The Victory Season: The End of World War II and the Birth of Baseball's Golden Age
- Author: Robert Weintraub
- Language: English
- Genre: Non-fiction
- Publisher: Little, Brown and Company
- Publication date: 2013
- Publication place: United States
- Media type: Print (Hardcover)
- Pages: 460
- ISBN: 978-0-316-20591-7
- Dewey Decimal: 796.3570973-dc23

= The Victory Season =

2013 book by Robert Weintraub

The Victory Season: The End of World War II and the Birth of Baseball's Golden Age is a 2013 book written by Robert Weintraub whose previous work includes the New York Times best-seller The House That Ruth Built.

== Summary ==
The Victory Season focuses on the 1946 Major League Baseball season, which was the first full season that followed the end of World War II. Weintraub's book focuses on four major areas:

- Transition of baseball players from military service to professional baseball. Professional ball players were subject to the war time draft and many of them served in the different military services. Of those that served, a number of them, such as Joe DiMaggio never saw action and instead played on service baseball teams that entertained the troops. Other such as Bob Feller and Jack Lohrke saw extensive action throughout the war. Feller received numerous campaign ribbons and battle stars for his service in the Navy; Lohrke gained fame as a man who cheated death so many times, both during and after the war, he was given the nickname "Lucky" Lohrke.
- Racial integration of baseball. In 1946, baseball was still a segregated sport. Branch Rickey, the general manager of the Brooklyn Dodgers broke the racial barrier by signing Jackie Robinson as the league's first black ball player in 1946. Although he did not reach the major league level until the following season, Weintraub examines Robinson's challenges and accomplishments as a minor league player for the Montreal Royals, a Brooklyn farm team, during the 1946 season.
- Defections to the Mexican League. Upset over the continued imposition of baseball's reserve clause, combined with the owner's failure to provide meaningful pay raises, several well known baseball players accepted a Mexican millionaire's offer of significantly higher salaries to play south of the border. However, when St. Louis Cardinals star Stan Musial wavered, claiming that he couldn't break his contract with the Cardinals, the effort slowed and eventually ended when the economics of the rival league could not support the higher salaries.
- The 1946 World Series between the Boston Red Sox and the St. Louis Cardinals. The 1946 Red Sox were a baseball powerhouse featuring a heavy hitting lineup that included Ted Williams, Dom DiMaggio, Johnny Pesky, and Bobby Doerr. The pitching staff was anchored by Boo Ferriss. The Cardinals also had an impressive lineup that featured Stan Musial, Red Schoendienst, Enos Slaughter, Marty Marion, and Whitey Kurowski. Although heavily favored to win the Series, the Red Sox lost in seven games. Many people placed the blame on Pesky's failure to make a key play, allowing Slaughter to score from first base on a play that would have normally advanced him no further than third base.
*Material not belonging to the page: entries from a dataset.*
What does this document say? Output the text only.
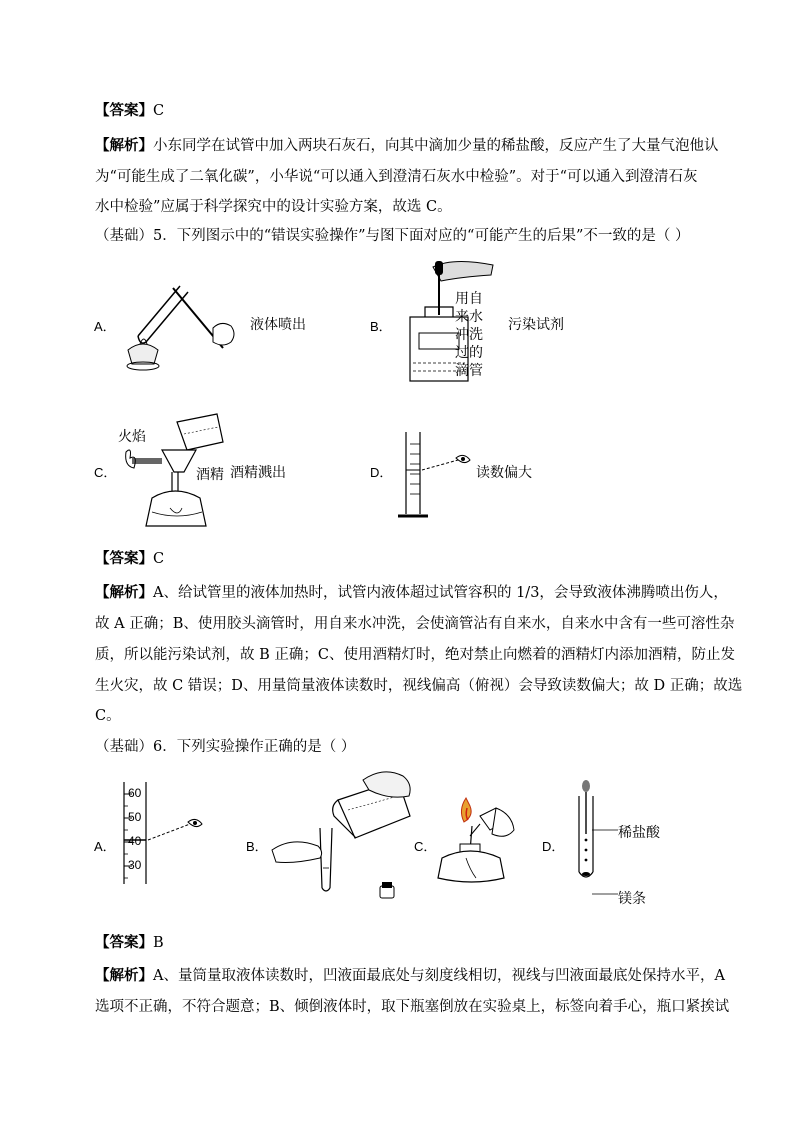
【答案】C
【解析】小东同学在试管中加入两块石灰石，向其中滴加少量的稀盐酸，反应产生了大量气泡他认
为“可能生成了二氧化碳”，小华说“可以通入到澄清石灰水中检验”。对于“可以通入到澄清石灰
水中检验”应属于科学探究中的设计实验方案，故选 C。
（基础）5．下列图示中的“错误实验操作”与图下面对应的“可能产生的后果”不一致的是（ ）
A．	液体喷出	B．
用自
来水
冲洗
过的
滴管
污染试剂
C．
火焰
酒精 酒精溅出	D．	读数偏大
【答案】C
【解析】A、给试管里的液体加热时，试管内液体超过试管容积的 1/3，会导致液体沸腾喷出伤人，
故 A 正确；B、使用胶头滴管时，用自来水冲洗，会使滴管沾有自来水，自来水中含有一些可溶性杂
质，所以能污染试剂，故 B 正确；C、使用酒精灯时，绝对禁止向燃着的酒精灯内添加酒精，防止发
生火灾，故 C 错误；D、用量筒量液体读数时，视线偏高（俯视）会导致读数偏大；故 D 正确；故选
C。
（基础）6．下列实验操作正确的是（ ）
A．
60
50
40
30
B．	C．	D．
稀盐酸
镁条
【答案】B
【解析】A、量筒量取液体读数时，凹液面最底处与刻度线相切，视线与凹液面最底处保持水平，A
选项不正确，不符合题意；B、倾倒液体时，取下瓶塞倒放在实验桌上，标签向着手心，瓶口紧挨试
Pesky is quoted in the book as accepting blame for the loss.

Weintraub covers a number of other areas in the book, to include an attempt to unionize players, life in postwar Germany, shortages and rationing in the United States, and numerous anecdotes about some of baseball's most famous personalities to include Leo Durocher, Larry MacPhail, Tom Yawkey, Pete Reiser, and others. Although not as well known to baseball fans, Weintraub also tells the story of Eiji Sawamura, the Japanese pitching star who rebuffed offers to join major league baseball and who subsequently died in World War II fighting for Japan.

== Reviews ==
Critics provided favorable reviews of the book and complimented Weintraub's "meticulous research" and ability to weave stories together in a "conversational style" that added to the books readability.

"We see a lot of baseball books each spring, but few will be more supremely entertaining than The Victory Season: The End of World War II and the Birth of Baseball's Golden Age, Robert Weintraub's chronicle of the '46 season."

"In The Victory Season: The End of World War II and the Birth of Baseball's Golden Age, Robert Weintraub recounts the game's joyous reacclimatization, duly honoring the fine record of service of many players, shedding light on veteran returns and underscoring significant contemporary events.

"Weintraub is a big-league storyteller, and The Victory Season confirms that baseball is in his wheelhouse. Step up to this plate. You'll watch the 2013 baseball season with a different perspective.